A chuva que abastecia a mansão era captada de um pequeno comporta na propriedade. Depois de usada no banho e na descarga, era descartada num recinto próximo à mansão e ao comporta, formando um esgoto a firmamento descerrado e, possivelmente, contaminando o comporta. Segundo a fiscalização, essa chuva apresentava cor amarelada e odor pestilencial. Os trabalhadores relataram alergias cutâneas e diarreia. Segundo o MPT-RS, o alojamento não ficava na propriedade onde os argentinos estavam trabalhando.
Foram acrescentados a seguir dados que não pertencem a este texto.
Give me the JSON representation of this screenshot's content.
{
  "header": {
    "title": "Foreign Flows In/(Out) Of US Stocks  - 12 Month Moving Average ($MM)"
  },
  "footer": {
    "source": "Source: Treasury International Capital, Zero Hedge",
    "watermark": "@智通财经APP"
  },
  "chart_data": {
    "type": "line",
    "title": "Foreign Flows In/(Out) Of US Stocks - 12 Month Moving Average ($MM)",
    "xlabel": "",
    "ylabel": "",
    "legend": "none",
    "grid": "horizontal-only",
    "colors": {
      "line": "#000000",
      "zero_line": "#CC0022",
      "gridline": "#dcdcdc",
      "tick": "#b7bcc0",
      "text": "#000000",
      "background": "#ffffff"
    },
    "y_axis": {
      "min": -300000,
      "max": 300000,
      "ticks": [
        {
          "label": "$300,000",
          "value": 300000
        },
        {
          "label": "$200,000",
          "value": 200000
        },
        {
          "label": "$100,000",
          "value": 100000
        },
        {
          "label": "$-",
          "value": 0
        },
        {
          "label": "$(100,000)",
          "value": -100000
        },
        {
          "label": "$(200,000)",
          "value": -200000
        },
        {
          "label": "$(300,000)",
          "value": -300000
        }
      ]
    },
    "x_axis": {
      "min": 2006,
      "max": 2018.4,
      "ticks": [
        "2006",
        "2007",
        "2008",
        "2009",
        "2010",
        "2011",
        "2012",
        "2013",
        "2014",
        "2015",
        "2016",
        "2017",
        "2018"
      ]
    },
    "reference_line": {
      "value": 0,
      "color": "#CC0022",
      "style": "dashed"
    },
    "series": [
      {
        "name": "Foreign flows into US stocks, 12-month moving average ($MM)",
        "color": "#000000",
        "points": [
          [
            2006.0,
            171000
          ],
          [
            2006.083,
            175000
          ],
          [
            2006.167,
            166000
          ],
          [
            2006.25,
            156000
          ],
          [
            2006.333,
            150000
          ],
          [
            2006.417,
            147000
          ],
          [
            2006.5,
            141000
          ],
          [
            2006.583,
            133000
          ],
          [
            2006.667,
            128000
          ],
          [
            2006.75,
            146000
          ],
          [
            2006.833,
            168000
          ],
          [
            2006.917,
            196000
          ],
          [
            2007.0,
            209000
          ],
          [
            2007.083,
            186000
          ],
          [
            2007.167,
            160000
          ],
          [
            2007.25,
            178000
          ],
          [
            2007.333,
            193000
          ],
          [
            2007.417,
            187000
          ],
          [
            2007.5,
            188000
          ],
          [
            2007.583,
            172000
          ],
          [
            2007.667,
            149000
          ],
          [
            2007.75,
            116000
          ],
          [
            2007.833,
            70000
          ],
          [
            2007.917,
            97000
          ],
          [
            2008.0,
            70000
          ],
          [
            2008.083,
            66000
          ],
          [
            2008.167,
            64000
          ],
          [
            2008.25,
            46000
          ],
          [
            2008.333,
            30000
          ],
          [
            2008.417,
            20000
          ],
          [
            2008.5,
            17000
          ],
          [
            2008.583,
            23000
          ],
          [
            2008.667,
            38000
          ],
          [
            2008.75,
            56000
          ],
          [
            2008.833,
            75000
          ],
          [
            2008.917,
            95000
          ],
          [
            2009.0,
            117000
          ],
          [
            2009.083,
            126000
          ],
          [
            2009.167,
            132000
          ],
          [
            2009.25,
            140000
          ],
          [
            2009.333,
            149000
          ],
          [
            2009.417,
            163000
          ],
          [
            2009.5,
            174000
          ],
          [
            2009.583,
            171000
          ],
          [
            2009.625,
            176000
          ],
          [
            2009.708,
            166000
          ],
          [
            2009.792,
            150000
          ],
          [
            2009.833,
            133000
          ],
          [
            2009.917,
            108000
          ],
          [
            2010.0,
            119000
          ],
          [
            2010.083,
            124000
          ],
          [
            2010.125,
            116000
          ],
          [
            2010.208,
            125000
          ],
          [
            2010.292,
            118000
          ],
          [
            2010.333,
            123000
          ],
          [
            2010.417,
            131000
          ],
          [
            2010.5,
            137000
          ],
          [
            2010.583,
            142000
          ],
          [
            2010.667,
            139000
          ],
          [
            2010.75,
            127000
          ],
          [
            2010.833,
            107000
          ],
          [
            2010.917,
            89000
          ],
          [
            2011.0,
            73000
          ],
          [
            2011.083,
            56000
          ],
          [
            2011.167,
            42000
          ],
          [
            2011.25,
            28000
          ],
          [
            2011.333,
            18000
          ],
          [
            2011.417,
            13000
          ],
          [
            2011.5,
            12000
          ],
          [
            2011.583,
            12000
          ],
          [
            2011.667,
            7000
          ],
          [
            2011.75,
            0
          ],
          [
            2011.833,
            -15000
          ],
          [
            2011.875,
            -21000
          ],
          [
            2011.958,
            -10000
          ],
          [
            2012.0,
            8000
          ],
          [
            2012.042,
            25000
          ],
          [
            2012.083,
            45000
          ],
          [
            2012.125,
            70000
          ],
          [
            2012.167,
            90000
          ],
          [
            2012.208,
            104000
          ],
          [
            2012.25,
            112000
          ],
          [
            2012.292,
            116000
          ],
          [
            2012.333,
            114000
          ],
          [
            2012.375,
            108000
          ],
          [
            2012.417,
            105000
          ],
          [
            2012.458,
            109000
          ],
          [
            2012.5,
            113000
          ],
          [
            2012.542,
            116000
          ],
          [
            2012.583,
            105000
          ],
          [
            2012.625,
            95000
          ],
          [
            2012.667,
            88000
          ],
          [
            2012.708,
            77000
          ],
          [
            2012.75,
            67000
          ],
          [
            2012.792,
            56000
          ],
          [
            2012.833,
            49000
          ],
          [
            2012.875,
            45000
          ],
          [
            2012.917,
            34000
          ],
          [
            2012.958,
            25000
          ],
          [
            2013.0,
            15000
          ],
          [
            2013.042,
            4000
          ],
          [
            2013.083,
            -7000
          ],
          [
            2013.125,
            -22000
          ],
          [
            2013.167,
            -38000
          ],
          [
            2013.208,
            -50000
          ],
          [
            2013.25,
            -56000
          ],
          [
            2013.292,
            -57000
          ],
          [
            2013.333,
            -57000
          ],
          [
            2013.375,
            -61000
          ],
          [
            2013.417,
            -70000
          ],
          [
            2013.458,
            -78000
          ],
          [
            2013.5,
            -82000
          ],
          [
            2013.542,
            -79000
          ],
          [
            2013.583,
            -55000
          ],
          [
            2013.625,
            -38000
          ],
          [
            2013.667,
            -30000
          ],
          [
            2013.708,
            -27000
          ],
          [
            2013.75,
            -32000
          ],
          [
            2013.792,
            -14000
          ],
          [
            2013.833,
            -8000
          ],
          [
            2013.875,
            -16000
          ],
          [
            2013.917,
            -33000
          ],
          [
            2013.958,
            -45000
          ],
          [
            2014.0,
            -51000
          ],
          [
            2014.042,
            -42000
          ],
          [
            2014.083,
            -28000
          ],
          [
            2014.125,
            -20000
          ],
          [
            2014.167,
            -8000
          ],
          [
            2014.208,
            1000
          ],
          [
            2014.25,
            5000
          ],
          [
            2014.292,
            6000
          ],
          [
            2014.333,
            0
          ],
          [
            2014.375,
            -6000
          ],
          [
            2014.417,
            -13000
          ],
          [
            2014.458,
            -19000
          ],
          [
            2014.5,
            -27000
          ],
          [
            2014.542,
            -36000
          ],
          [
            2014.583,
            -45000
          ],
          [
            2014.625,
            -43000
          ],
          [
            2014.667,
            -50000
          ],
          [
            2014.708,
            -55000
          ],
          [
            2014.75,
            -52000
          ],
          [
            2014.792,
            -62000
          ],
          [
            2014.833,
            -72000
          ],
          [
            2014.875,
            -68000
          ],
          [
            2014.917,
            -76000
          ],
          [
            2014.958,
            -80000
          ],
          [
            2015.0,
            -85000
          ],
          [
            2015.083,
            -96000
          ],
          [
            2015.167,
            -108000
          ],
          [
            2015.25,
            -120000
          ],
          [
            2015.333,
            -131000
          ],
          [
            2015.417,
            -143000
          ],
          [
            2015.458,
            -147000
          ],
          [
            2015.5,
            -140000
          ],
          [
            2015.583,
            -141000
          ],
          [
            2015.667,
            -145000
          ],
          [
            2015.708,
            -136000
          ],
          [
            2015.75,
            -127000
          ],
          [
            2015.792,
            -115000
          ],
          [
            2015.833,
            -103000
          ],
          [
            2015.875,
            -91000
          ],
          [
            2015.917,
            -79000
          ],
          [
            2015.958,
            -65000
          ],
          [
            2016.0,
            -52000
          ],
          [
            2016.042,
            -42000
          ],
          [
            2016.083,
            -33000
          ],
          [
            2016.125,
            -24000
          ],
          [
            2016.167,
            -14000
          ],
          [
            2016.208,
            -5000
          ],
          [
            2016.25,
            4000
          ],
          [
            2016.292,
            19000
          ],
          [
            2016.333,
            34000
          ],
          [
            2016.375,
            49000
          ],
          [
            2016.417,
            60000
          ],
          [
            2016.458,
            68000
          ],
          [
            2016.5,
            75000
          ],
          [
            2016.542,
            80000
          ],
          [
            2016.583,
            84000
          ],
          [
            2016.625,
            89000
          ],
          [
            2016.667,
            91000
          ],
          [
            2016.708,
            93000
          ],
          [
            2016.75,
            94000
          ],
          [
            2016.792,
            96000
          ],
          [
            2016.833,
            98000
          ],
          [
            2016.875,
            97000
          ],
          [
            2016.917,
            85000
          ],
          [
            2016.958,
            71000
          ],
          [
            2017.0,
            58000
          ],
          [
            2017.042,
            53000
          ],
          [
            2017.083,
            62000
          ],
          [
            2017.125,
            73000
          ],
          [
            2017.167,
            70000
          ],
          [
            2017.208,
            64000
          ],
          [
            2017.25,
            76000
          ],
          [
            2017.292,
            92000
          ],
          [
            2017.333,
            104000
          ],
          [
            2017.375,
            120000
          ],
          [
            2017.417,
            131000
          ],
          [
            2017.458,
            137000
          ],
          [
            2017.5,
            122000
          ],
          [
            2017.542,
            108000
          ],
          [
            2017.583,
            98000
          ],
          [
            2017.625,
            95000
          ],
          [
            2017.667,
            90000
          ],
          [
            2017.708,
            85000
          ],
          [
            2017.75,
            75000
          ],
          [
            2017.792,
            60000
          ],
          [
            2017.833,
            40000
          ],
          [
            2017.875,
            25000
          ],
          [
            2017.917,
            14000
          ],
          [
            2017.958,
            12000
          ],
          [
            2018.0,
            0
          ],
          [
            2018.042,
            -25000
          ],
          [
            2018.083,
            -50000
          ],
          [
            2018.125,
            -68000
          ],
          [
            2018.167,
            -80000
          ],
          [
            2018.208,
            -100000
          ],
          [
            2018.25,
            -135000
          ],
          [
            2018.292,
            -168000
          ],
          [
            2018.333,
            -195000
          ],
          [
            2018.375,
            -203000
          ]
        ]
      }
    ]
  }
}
O resgate foi feito na terça-feira (28), Dia Pátrio de Combate ao Trabalho Servo, porquê segmento de uma operação ampla de fiscalização da colheita da uva. Na quarta-feira (29) foi firmado um Termo de Ajuste de Conjunta com o produtor rústico que contratou os serviços, garantindo o pagamento das verbas trabalhistas e rescisórias devidas pela rescisão indireta dos contratos de trabalho. Aliás, o Ministério do Trabalho e Tarefa emitiu o seguro-desemprego, assegurando aos trabalhadores imigrantes argentinos o pagamento de 3 (três) parcelas de um salário-mínimo.
No ano pretérito, foi realizada a Operação In Vino Veritas, coordenada pelo MTE, acompanhada pelo MPT e com esteio da PRF. O seu objetivo era verificar se as mudanças que haviam sido pactuadas pelo setor depois o caso dos resgatados em Bento Gonçalves, em 2023, estavam acontecendo na prática.
“Naquela operação, foi percebida uma evolução no setor, com o aumento da formalização dos trabalhadores registrados”, conta a procuradora do trabalho Franciele D’Ambros, coordenadora regional da Coordenadoria Pátrio de Combate ao Trabalho Servo e Enfrentamento ao Tráfico de Pessoas do MPT-RS. “O número de trabalhadores safristas registrados encontrados nas vistorias aumentou de 2.720 em 2023 para 8.102 em 2024, um salto de 257%. Com relação aos números deste ano, não temos ainda porquê oferecer conclusões porque o processo de colheita da safra está começando e as ações de fiscalização estão em pleno curso”.